"Come," she said, briskly, as she rose and went to the piano, "I am going to put you to the test. I make all my new friends submit to it; and according as they pass through it I regard them afterwards. I am going to play three funeral marches—Handel's, Beethoven's, and Mendelssohn's. When the person experimented on prefers a certain one of them, I consider her—I have not tried the experiment on a gentleman as yet—merely emotional and commonplace; therefore I don't care much for her. If she likes a certain other one, I think she is rather more intellectual, with some dramatic sensitiveness; and then I like her a good deal better. When she likes the third, then I think she must have the divinest sympathies, and I am ready to fall in love with her."

She had sat down to the piano.

"But the peril of failure is too great; I dare not risk it," said Will. "It is as hard a trial as the three caskets in the 'Merchant of Venice;' only, if the prize were to be the same, the chance——"

He had spoken quite thoughtlessly; but he saw in a moment, by the pain and confusion of the young actress, what a blunder he had made.

"Pray don't mind what I said, Miss Brunel," he urged. "I was talking to you without thinking, as I should have talked to Dove. I will submit to the three funeral marches, if you like——"
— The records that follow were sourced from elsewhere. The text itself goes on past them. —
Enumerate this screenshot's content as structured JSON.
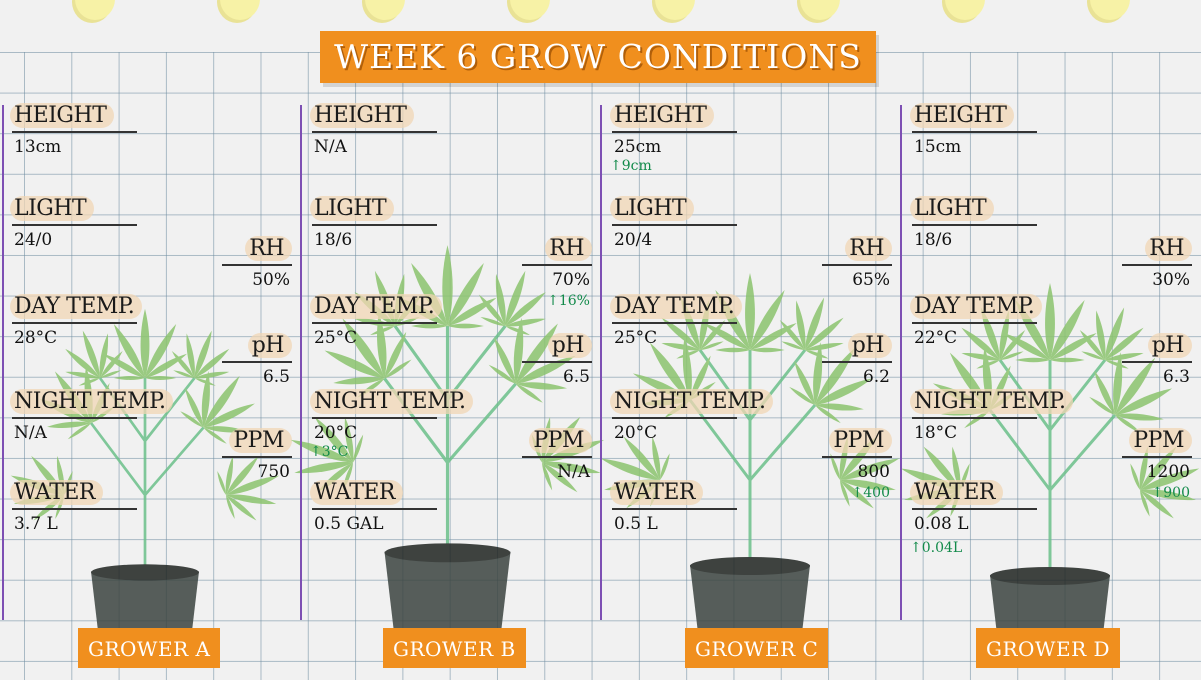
{
  "title": "WEEK 6 GROW CONDITIONS",
  "colors": {
    "accent": "#f08f1e",
    "divider": "#7d4fb3",
    "delta": "#128a4a",
    "pin": "#f7f2a6"
  },
  "columns": [
    {
      "grower": "GROWER A",
      "left": [
        {
          "label": "HEIGHT",
          "value": "13cm",
          "delta": ""
        },
        {
          "label": "LIGHT",
          "value": "24/0",
          "delta": ""
        },
        {
          "label": "DAY TEMP.",
          "value": "28°C",
          "delta": ""
        },
        {
          "label": "NIGHT TEMP.",
          "value": "N/A",
          "delta": ""
        },
        {
          "label": "WATER",
          "value": "3.7 L",
          "delta": ""
        }
      ],
      "right": [
        {
          "label": "RH",
          "value": "50%",
          "delta": ""
        },
        {
          "label": "pH",
          "value": "6.5",
          "delta": ""
        },
        {
          "label": "PPM",
          "value": "750",
          "delta": ""
        }
      ]
    },
    {
      "grower": "GROWER B",
      "left": [
        {
          "label": "HEIGHT",
          "value": "N/A",
          "delta": ""
        },
        {
          "label": "LIGHT",
          "value": "18/6",
          "delta": ""
        },
        {
          "label": "DAY TEMP.",
          "value": "25°C",
          "delta": ""
        },
        {
          "label": "NIGHT TEMP.",
          "value": "20°C",
          "delta": "↑3°C"
        },
        {
          "label": "WATER",
          "value": "0.5 GAL",
          "delta": ""
        }
      ],
      "right": [
        {
          "label": "RH",
          "value": "70%",
          "delta": "↑16%"
        },
        {
          "label": "pH",
          "value": "6.5",
          "delta": ""
        },
        {
          "label": "PPM",
          "value": "N/A",
          "delta": ""
        }
      ]
    },
    {
      "grower": "GROWER C",
      "left": [
        {
          "label": "HEIGHT",
          "value": "25cm",
          "delta": "↑9cm"
        },
        {
          "label": "LIGHT",
          "value": "20/4",
          "delta": ""
        },
        {
          "label": "DAY TEMP.",
          "value": "25°C",
          "delta": ""
        },
        {
          "label": "NIGHT TEMP.",
          "value": "20°C",
          "delta": ""
        },
        {
          "label": "WATER",
          "value": "0.5 L",
          "delta": ""
        }
      ],
      "right": [
        {
          "label": "RH",
          "value": "65%",
          "delta": ""
        },
        {
          "label": "pH",
          "value": "6.2",
          "delta": ""
        },
        {
          "label": "PPM",
          "value": "800",
          "delta": "↑400"
        }
      ]
    },
    {
      "grower": "GROWER D",
      "left": [
        {
          "label": "HEIGHT",
          "value": "15cm",
          "delta": ""
        },
        {
          "label": "LIGHT",
          "value": "18/6",
          "delta": ""
        },
        {
          "label": "DAY TEMP.",
          "value": "22°C",
          "delta": ""
        },
        {
          "label": "NIGHT TEMP.",
          "value": "18°C",
          "delta": ""
        },
        {
          "label": "WATER",
          "value": "0.08 L",
          "delta": "↑0.04L"
        }
      ],
      "right": [
        {
          "label": "RH",
          "value": "30%",
          "delta": ""
        },
        {
          "label": "pH",
          "value": "6.3",
          "delta": ""
        },
        {
          "label": "PPM",
          "value": "1200",
          "delta": "↑900"
        }
      ]
    }
  ]
}
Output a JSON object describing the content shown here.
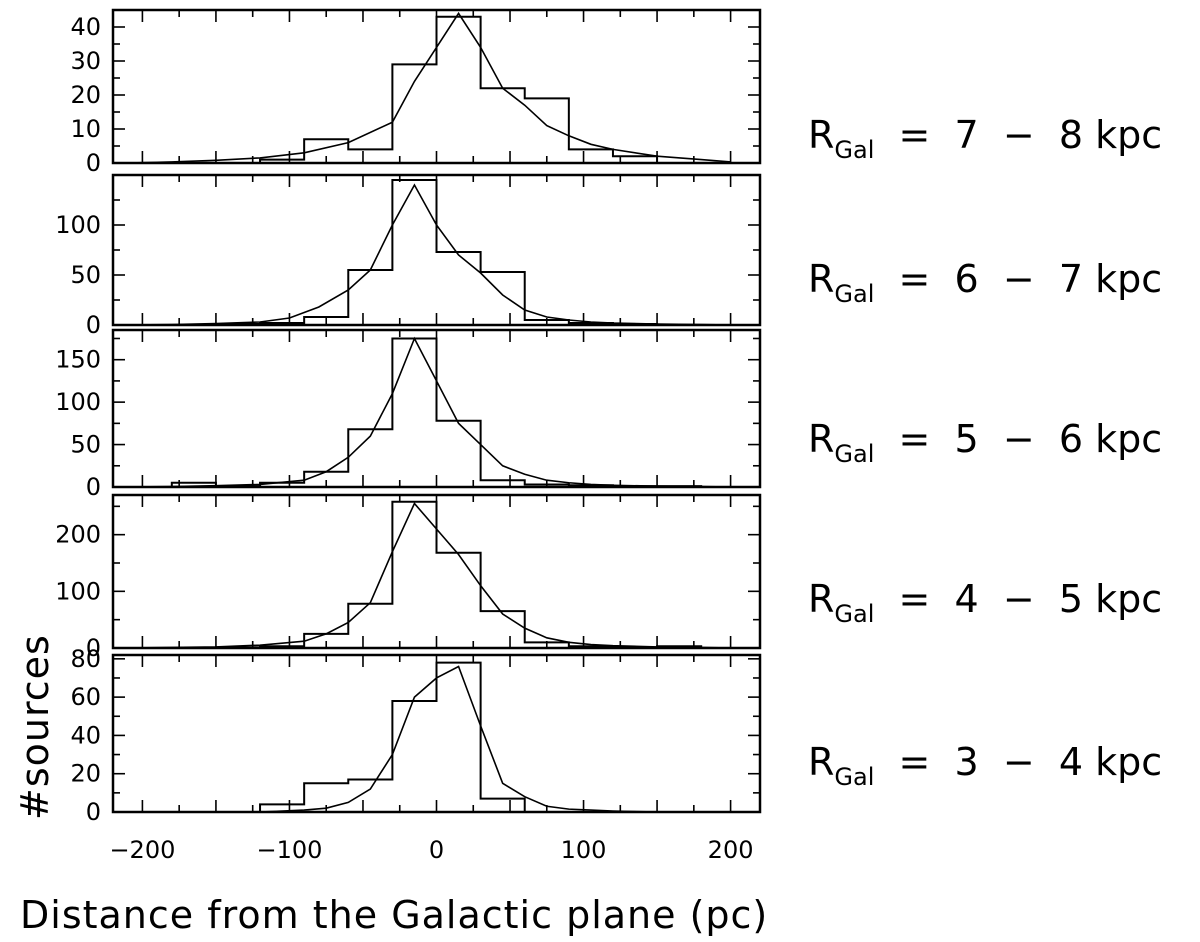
{
  "figure": {
    "xlabel": "Distance from the Galactic plane (pc)",
    "ylabel": "#sources"
  },
  "chart_data": [
    {
      "type": "bar",
      "label_main": "R",
      "label_sub": "Gal",
      "label_rest": " = 7 − 8 kpc",
      "xlim": [
        -220,
        220
      ],
      "ylim": [
        0,
        45
      ],
      "yticks": [
        0,
        10,
        20,
        30,
        40
      ],
      "bin_edges": [
        -210,
        -180,
        -150,
        -120,
        -90,
        -60,
        -30,
        0,
        30,
        60,
        90,
        120,
        150,
        180,
        210
      ],
      "histogram": [
        0,
        0,
        0,
        1,
        7,
        4,
        29,
        43,
        22,
        19,
        4,
        2,
        0,
        0
      ],
      "model_x": [
        -210,
        -180,
        -150,
        -120,
        -90,
        -60,
        -30,
        -15,
        0,
        15,
        30,
        45,
        60,
        75,
        90,
        105,
        120,
        150,
        180,
        200
      ],
      "model_y": [
        0,
        0.3,
        0.8,
        1.5,
        3,
        6,
        12,
        24,
        34,
        44,
        34,
        22,
        17,
        11,
        8,
        5.5,
        4,
        2,
        1,
        0.3
      ]
    },
    {
      "type": "bar",
      "label_main": "R",
      "label_sub": "Gal",
      "label_rest": " = 6 − 7 kpc",
      "xlim": [
        -220,
        220
      ],
      "ylim": [
        0,
        150
      ],
      "yticks": [
        0,
        50,
        100
      ],
      "bin_edges": [
        -210,
        -180,
        -150,
        -120,
        -90,
        -60,
        -30,
        0,
        30,
        60,
        90,
        120,
        150,
        180,
        210
      ],
      "histogram": [
        0,
        0,
        1,
        2,
        8,
        55,
        145,
        73,
        53,
        5,
        2,
        1,
        0,
        0
      ],
      "model_x": [
        -210,
        -180,
        -150,
        -120,
        -100,
        -80,
        -60,
        -45,
        -30,
        -15,
        0,
        15,
        30,
        45,
        60,
        75,
        90,
        105,
        120,
        150,
        180,
        200
      ],
      "model_y": [
        0,
        0.5,
        1.5,
        3,
        7,
        18,
        35,
        55,
        100,
        140,
        100,
        70,
        52,
        30,
        15,
        8,
        5,
        3,
        2,
        1,
        0.5,
        0
      ]
    },
    {
      "type": "bar",
      "label_main": "R",
      "label_sub": "Gal",
      "label_rest": " = 5 − 6 kpc",
      "xlim": [
        -220,
        220
      ],
      "ylim": [
        0,
        185
      ],
      "yticks": [
        0,
        50,
        100,
        150
      ],
      "bin_edges": [
        -210,
        -180,
        -150,
        -120,
        -90,
        -60,
        -30,
        0,
        30,
        60,
        90,
        120,
        150,
        180,
        210
      ],
      "histogram": [
        0,
        5,
        1,
        5,
        18,
        68,
        175,
        78,
        8,
        3,
        2,
        1,
        1,
        0
      ],
      "model_x": [
        -210,
        -180,
        -150,
        -120,
        -90,
        -75,
        -60,
        -45,
        -30,
        -15,
        0,
        15,
        30,
        45,
        60,
        75,
        90,
        105,
        120,
        150,
        180,
        200
      ],
      "model_y": [
        0,
        0.5,
        1.5,
        3,
        8,
        18,
        35,
        60,
        110,
        175,
        125,
        75,
        50,
        25,
        15,
        8,
        5,
        3,
        2,
        1,
        0.5,
        0
      ]
    },
    {
      "type": "bar",
      "label_main": "R",
      "label_sub": "Gal",
      "label_rest": " = 4 − 5 kpc",
      "xlim": [
        -220,
        220
      ],
      "ylim": [
        0,
        270
      ],
      "yticks": [
        0,
        100,
        200
      ],
      "bin_edges": [
        -210,
        -180,
        -150,
        -120,
        -90,
        -60,
        -30,
        0,
        30,
        60,
        90,
        120,
        150,
        180,
        210
      ],
      "histogram": [
        0,
        0,
        1,
        3,
        25,
        78,
        258,
        168,
        65,
        10,
        3,
        1,
        3,
        0
      ],
      "model_x": [
        -210,
        -180,
        -150,
        -120,
        -90,
        -75,
        -60,
        -45,
        -30,
        -15,
        0,
        15,
        30,
        45,
        60,
        75,
        90,
        105,
        120,
        150,
        180,
        200
      ],
      "model_y": [
        0,
        1,
        2,
        5,
        12,
        25,
        45,
        80,
        170,
        255,
        210,
        165,
        110,
        60,
        35,
        18,
        10,
        6,
        4,
        2,
        1,
        0
      ]
    },
    {
      "type": "bar",
      "label_main": "R",
      "label_sub": "Gal",
      "label_rest": " = 3 − 4 kpc",
      "xlim": [
        -220,
        220
      ],
      "ylim": [
        0,
        82
      ],
      "yticks": [
        0,
        20,
        40,
        60,
        80
      ],
      "bin_edges": [
        -210,
        -180,
        -150,
        -120,
        -90,
        -60,
        -30,
        0,
        30,
        60,
        90,
        120,
        150,
        180,
        210
      ],
      "histogram": [
        0,
        0,
        0,
        4,
        15,
        17,
        58,
        78,
        7,
        0,
        0,
        0,
        0,
        0
      ],
      "model_x": [
        -210,
        -180,
        -150,
        -120,
        -90,
        -75,
        -60,
        -45,
        -30,
        -15,
        0,
        15,
        30,
        45,
        60,
        75,
        90,
        105,
        120,
        150,
        180,
        200
      ],
      "model_y": [
        0,
        0,
        0,
        0,
        1,
        2,
        5,
        12,
        30,
        60,
        70,
        76,
        45,
        15,
        8,
        3,
        1.5,
        1,
        0.5,
        0,
        0,
        0
      ]
    }
  ],
  "x_ticks": [
    -200,
    -100,
    0,
    100,
    200
  ],
  "x_tick_labels": [
    "−200",
    "−100",
    "0",
    "100",
    "200"
  ]
}
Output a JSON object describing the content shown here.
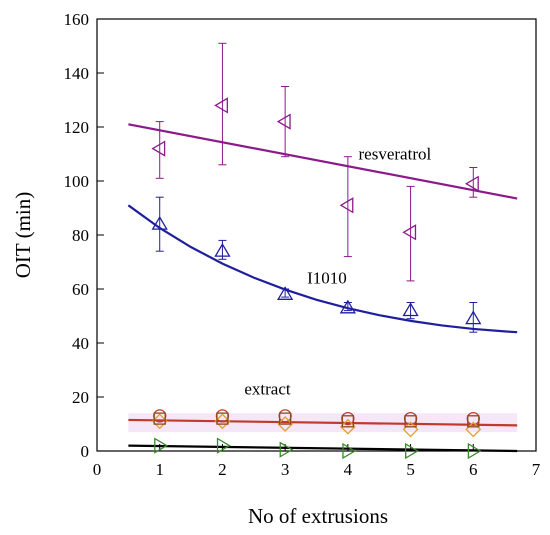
{
  "chart_data": {
    "type": "scatter",
    "title": "",
    "xlabel": "No of extrusions",
    "ylabel": "OIT (min)",
    "xlim": [
      0,
      7
    ],
    "ylim": [
      0,
      160
    ],
    "x_ticks": [
      0,
      1,
      2,
      3,
      4,
      5,
      6,
      7
    ],
    "y_ticks": [
      0,
      20,
      40,
      60,
      80,
      100,
      120,
      140,
      160
    ],
    "grid": false,
    "legend": "none",
    "series": [
      {
        "name": "resveratrol",
        "color": "#8b1a8b",
        "marker": "triangle-left",
        "x": [
          1,
          2,
          3,
          4,
          5,
          6
        ],
        "y": [
          112,
          128,
          122,
          91,
          81,
          99
        ],
        "err_low": [
          101,
          106,
          109,
          72,
          63,
          94
        ],
        "err_high": [
          122,
          151,
          135,
          109,
          98,
          105
        ],
        "fit": {
          "type": "linear",
          "x": [
            0.5,
            6.7
          ],
          "y": [
            121,
            93.5
          ]
        }
      },
      {
        "name": "I1010",
        "color": "#1f1f9e",
        "marker": "triangle-up",
        "x": [
          1,
          2,
          3,
          4,
          5,
          6
        ],
        "y": [
          84,
          74,
          58,
          53,
          52,
          49
        ],
        "err_low": [
          74,
          71,
          57,
          52,
          49,
          44
        ],
        "err_high": [
          94,
          78,
          60,
          55,
          55,
          55
        ],
        "fit": {
          "type": "curve",
          "x": [
            0.5,
            1,
            1.5,
            2,
            2.5,
            3,
            3.5,
            4,
            4.5,
            5,
            5.5,
            6,
            6.5,
            6.7
          ],
          "y": [
            91,
            82.6,
            75.5,
            69.4,
            64.2,
            59.8,
            56.0,
            52.9,
            50.3,
            48.2,
            46.5,
            45.2,
            44.3,
            44.0
          ]
        }
      },
      {
        "name": "extract",
        "color": "#c0392b",
        "marker": "circle",
        "x": [
          1,
          2,
          3,
          4,
          5,
          6
        ],
        "y": [
          13,
          13,
          13,
          12,
          12,
          12
        ],
        "fit": {
          "type": "linear",
          "x": [
            0.5,
            6.7
          ],
          "y": [
            11.5,
            9.5
          ]
        }
      },
      {
        "name": "",
        "color": "#e0a030",
        "marker": "diamond",
        "x": [
          1,
          2,
          3,
          4,
          5,
          6
        ],
        "y": [
          11,
          11,
          10,
          9,
          8,
          8
        ]
      },
      {
        "name": "",
        "color": "#8a4a1a",
        "marker": "square",
        "x": [
          1,
          2,
          3,
          4,
          5,
          6
        ],
        "y": [
          12,
          12,
          12,
          11,
          11,
          11
        ]
      },
      {
        "name": "",
        "color": "#3a8a2a",
        "marker": "triangle-right",
        "x": [
          1,
          2,
          3,
          4,
          5,
          6
        ],
        "y": [
          2,
          2,
          0.5,
          0,
          0,
          0
        ],
        "fit": {
          "type": "linear",
          "x": [
            0.5,
            6.7
          ],
          "y": [
            2,
            0
          ]
        },
        "fit_color": "#000000"
      }
    ]
  }
}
"I will spare you," she said, good-naturedly. "If you had some of your Suabian songs here just now, I should sing them to you. But really it seems a pity to use up such fine weather indoors; are you particularly engaged to-day?"

"I have no engagement if I can be of service to you."

"Mr. Anerley, I am neither a bulbul nor a gazelle. Shall I be trespassing on your time if I ask you to take a walk with me?"

"No."

"Lady Jane—Mrs. Christmas, I mean—and I take a stroll under the trees in Kensington Gardens every forenoon when I have no rehearsal."